Similarly, President Trump has called for a reduction of troops in Afghanistan. Strategic analysts pointed out that a reduction in troops could create a void for terrorists to fill and enhance their presence. Thus, while Trump is maintaining an American presence in one country, he is drastically reducing or completely eliminating a similar presence in other countries.

Apart from hypocrisy, though, Trump seems to be ignoring his shaky foreign policy decisions so far. For example, his infamous endorsement and support of Vladimir Putin’s Russia shifted to an attitude of half-hearted antagonism as he attempted to express a tough position by imposing sanctions on the country. Shortly after, however, Trump expressed that he was once more open to working and cooperating with Putin. Continuing this shifty trend, Trump failed to provide a fixed stance on Russia’s aggression against Ukrainian ships last year, but decided to cancel a meeting with Putin in the G20 summit.

Russia has not only acted against American intentions in Syria but also challenged democratic and American interests in Eastern Europe by annexing Crimea and encroaching on Ukraine’s territorial sovereignty in a bloody and ruthless war. His unwillingness or inability to condemn Russia and secure U.S. interests is troubling, if not uncharacteristic.

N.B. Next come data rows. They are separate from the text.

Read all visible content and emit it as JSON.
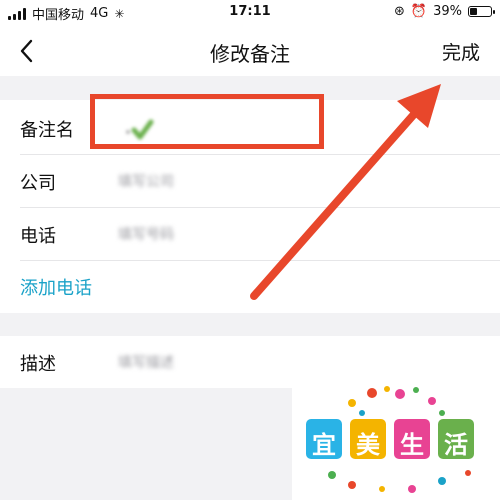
{
  "status_bar": {
    "carrier": "中国移动",
    "network": "4G",
    "time": "17:11",
    "battery_percent": "39%",
    "battery_level": 0.39
  },
  "nav": {
    "title": "修改备注",
    "done_label": "完成"
  },
  "form": {
    "remark": {
      "label": "备注名",
      "value": ""
    },
    "company": {
      "label": "公司",
      "placeholder": "填写公司"
    },
    "phone": {
      "label": "电话",
      "placeholder": "填写号码"
    },
    "add_phone_label": "添加电话",
    "description": {
      "label": "描述",
      "placeholder": "填写描述"
    }
  },
  "watermark": {
    "text": "宜美生活"
  },
  "colors": {
    "accent_link": "#1aa2c8",
    "annotation_red": "#e8472b",
    "background": "#f2f2f4"
  }
}
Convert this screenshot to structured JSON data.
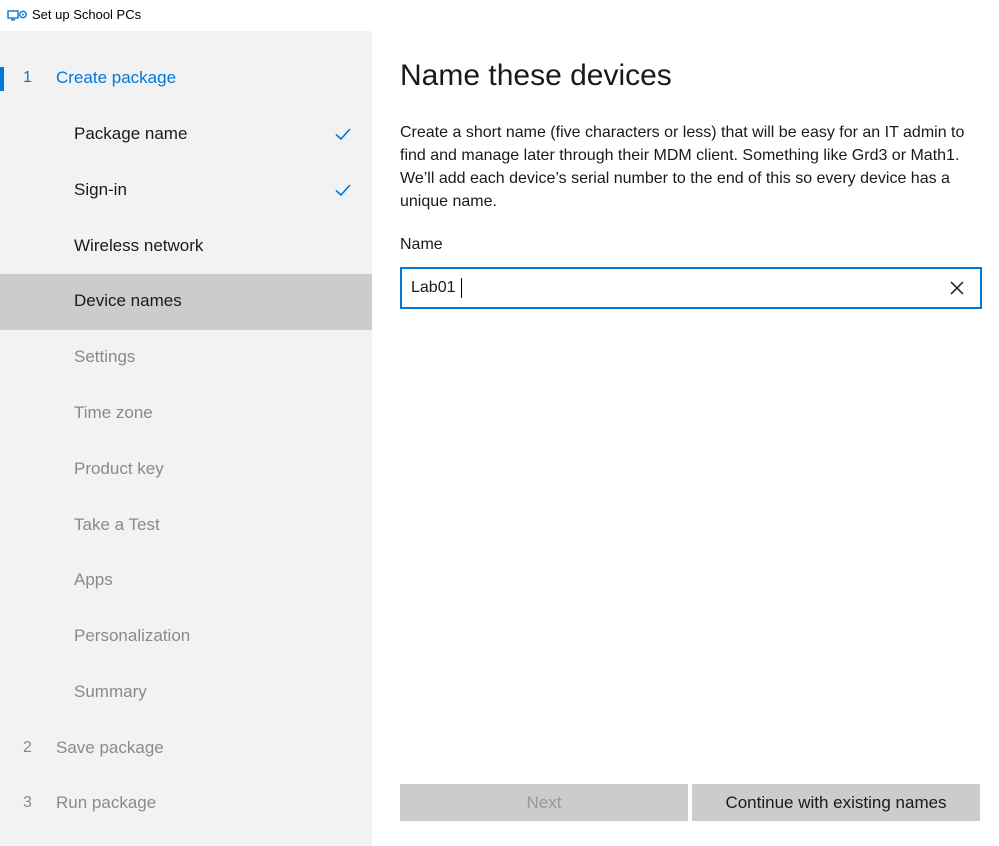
{
  "window": {
    "title": "Set up School PCs",
    "icon": "school-pcs-app-icon"
  },
  "sidebar": {
    "steps": [
      {
        "number": "1",
        "label": "Create package",
        "state": "active"
      },
      {
        "number": "2",
        "label": "Save package",
        "state": "disabled"
      },
      {
        "number": "3",
        "label": "Run package",
        "state": "disabled"
      }
    ],
    "substeps": [
      {
        "label": "Package name",
        "state": "complete",
        "icon": "checkmark-icon"
      },
      {
        "label": "Sign-in",
        "state": "complete",
        "icon": "checkmark-icon"
      },
      {
        "label": "Wireless network",
        "state": "enabled"
      },
      {
        "label": "Device names",
        "state": "selected"
      },
      {
        "label": "Settings",
        "state": "disabled"
      },
      {
        "label": "Time zone",
        "state": "disabled"
      },
      {
        "label": "Product key",
        "state": "disabled"
      },
      {
        "label": "Take a Test",
        "state": "disabled"
      },
      {
        "label": "Apps",
        "state": "disabled"
      },
      {
        "label": "Personalization",
        "state": "disabled"
      },
      {
        "label": "Summary",
        "state": "disabled"
      }
    ]
  },
  "main": {
    "heading": "Name these devices",
    "description": "Create a short name (five characters or less) that will be easy for an IT admin to find and manage later through their MDM client. Something like Grd3 or Math1. We’ll add each device’s serial number to the end of this so every device has a unique name.",
    "name_label": "Name",
    "name_value": "Lab01",
    "clear_icon": "close-icon"
  },
  "footer": {
    "next_label": "Next",
    "next_enabled": false,
    "continue_label": "Continue with existing names"
  },
  "colors": {
    "accent": "#0078d7",
    "sidebar_bg": "#f2f2f2",
    "selected_bg": "#cccccc",
    "disabled_text": "#8a8a8a"
  }
}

Trump has also proved to be quite effective in leaving behind the failure of a raid in Yemen that happened during January 2017. Foreign policy consultants, analysts and other White House members repeatedly warned Trump, and discouraged him from going through what they saw as “Obama’s leftovers.” However, Trump saw the raid as an opportunity to gather vital intelligence, and establish American presence in a country where Al Qaeda is creating strong ties. He remained steadfast and unfortunately, the raid led to the death of a Navy SEAL named Ryan Owens. Some may remember the standing ovation Trump provided during his first address to a joint session of Congress in honor of Owens, as well as the image of Owens’s wife letting out some tears while being consoled by Ivanka Trump.

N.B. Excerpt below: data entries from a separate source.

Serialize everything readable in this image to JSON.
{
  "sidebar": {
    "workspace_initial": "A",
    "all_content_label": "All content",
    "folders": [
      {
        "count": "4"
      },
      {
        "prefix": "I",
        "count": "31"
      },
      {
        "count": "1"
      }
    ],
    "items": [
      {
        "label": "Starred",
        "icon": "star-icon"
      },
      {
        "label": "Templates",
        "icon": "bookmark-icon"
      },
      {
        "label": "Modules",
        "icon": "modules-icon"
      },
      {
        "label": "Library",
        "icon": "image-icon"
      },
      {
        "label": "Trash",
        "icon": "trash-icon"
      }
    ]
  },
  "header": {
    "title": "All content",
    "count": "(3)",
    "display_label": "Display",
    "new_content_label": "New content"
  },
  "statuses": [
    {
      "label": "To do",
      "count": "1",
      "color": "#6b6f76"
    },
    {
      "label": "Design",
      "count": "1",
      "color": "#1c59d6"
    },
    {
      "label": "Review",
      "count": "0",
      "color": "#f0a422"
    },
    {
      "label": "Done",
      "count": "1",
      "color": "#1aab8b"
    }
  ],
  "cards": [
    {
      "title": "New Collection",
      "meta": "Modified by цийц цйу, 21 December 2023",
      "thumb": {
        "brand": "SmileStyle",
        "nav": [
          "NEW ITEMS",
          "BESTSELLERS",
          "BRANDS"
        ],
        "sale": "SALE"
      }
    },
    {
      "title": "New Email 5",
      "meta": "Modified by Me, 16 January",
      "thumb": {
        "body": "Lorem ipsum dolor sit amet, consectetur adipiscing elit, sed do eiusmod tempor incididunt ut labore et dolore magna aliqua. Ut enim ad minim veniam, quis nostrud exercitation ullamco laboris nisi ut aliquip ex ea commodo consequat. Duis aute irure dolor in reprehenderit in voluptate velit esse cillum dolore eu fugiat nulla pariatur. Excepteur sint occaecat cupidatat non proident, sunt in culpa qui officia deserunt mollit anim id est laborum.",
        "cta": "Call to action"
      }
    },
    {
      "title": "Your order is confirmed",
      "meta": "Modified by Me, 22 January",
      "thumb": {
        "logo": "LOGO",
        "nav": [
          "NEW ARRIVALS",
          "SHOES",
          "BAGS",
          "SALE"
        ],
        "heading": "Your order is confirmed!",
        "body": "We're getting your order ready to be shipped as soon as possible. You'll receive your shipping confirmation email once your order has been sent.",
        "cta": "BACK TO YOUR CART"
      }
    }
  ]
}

Despite Trump’s significant blunders, it would be unfair to point to the incumbent president as the first or only chief executive to do this, since many preceding presidents have committed similar mistakes, and created a foreign policy problem for America.

One of the most vivid examples is Bill Clinton’s experience with Bosnia. In 1995, ethnic cleansing on a massive scale took place in Bosnia which targeted Muslims, but Clinton turned his back on the horrors being committed abroad. Eventually, Clinton did send troops to Bosnia that December. One year later, Clinton arrived at Tuzla Air Base to rally troops and lightheartedly remind soldiers of their accommodations and accolades — a warm ambiance for a place marred by prolonged ignorance until it was too late.

A commonality between administrations thus becomes apparent. Failures and mistakes are covered up and left to be forgotten. Traditions, gestures and apparently innocent actions become distractions from questionable moves in the execution of foreign policy.

Trump’s holiday visit to troops may be viewed as a much-needed gesture of support for troops overseas, but one cannot completely ignore the problem America is currently facing: a dualistic approach to American intervention overseas, relations with expansionist regimes and failures that are slowly being forgotten. Americans should view any further similar actions, regardless of who is doing them, with deep skepticism and worry.

America, just like any other country, is not impeccable. However, what matters is how and when we decide to improve on our faults to prevent future lapses in judgement. As citizens of a liberal democracy, we should make it a habit to speak out against the injustices, violations and hypocrisies committed by our government.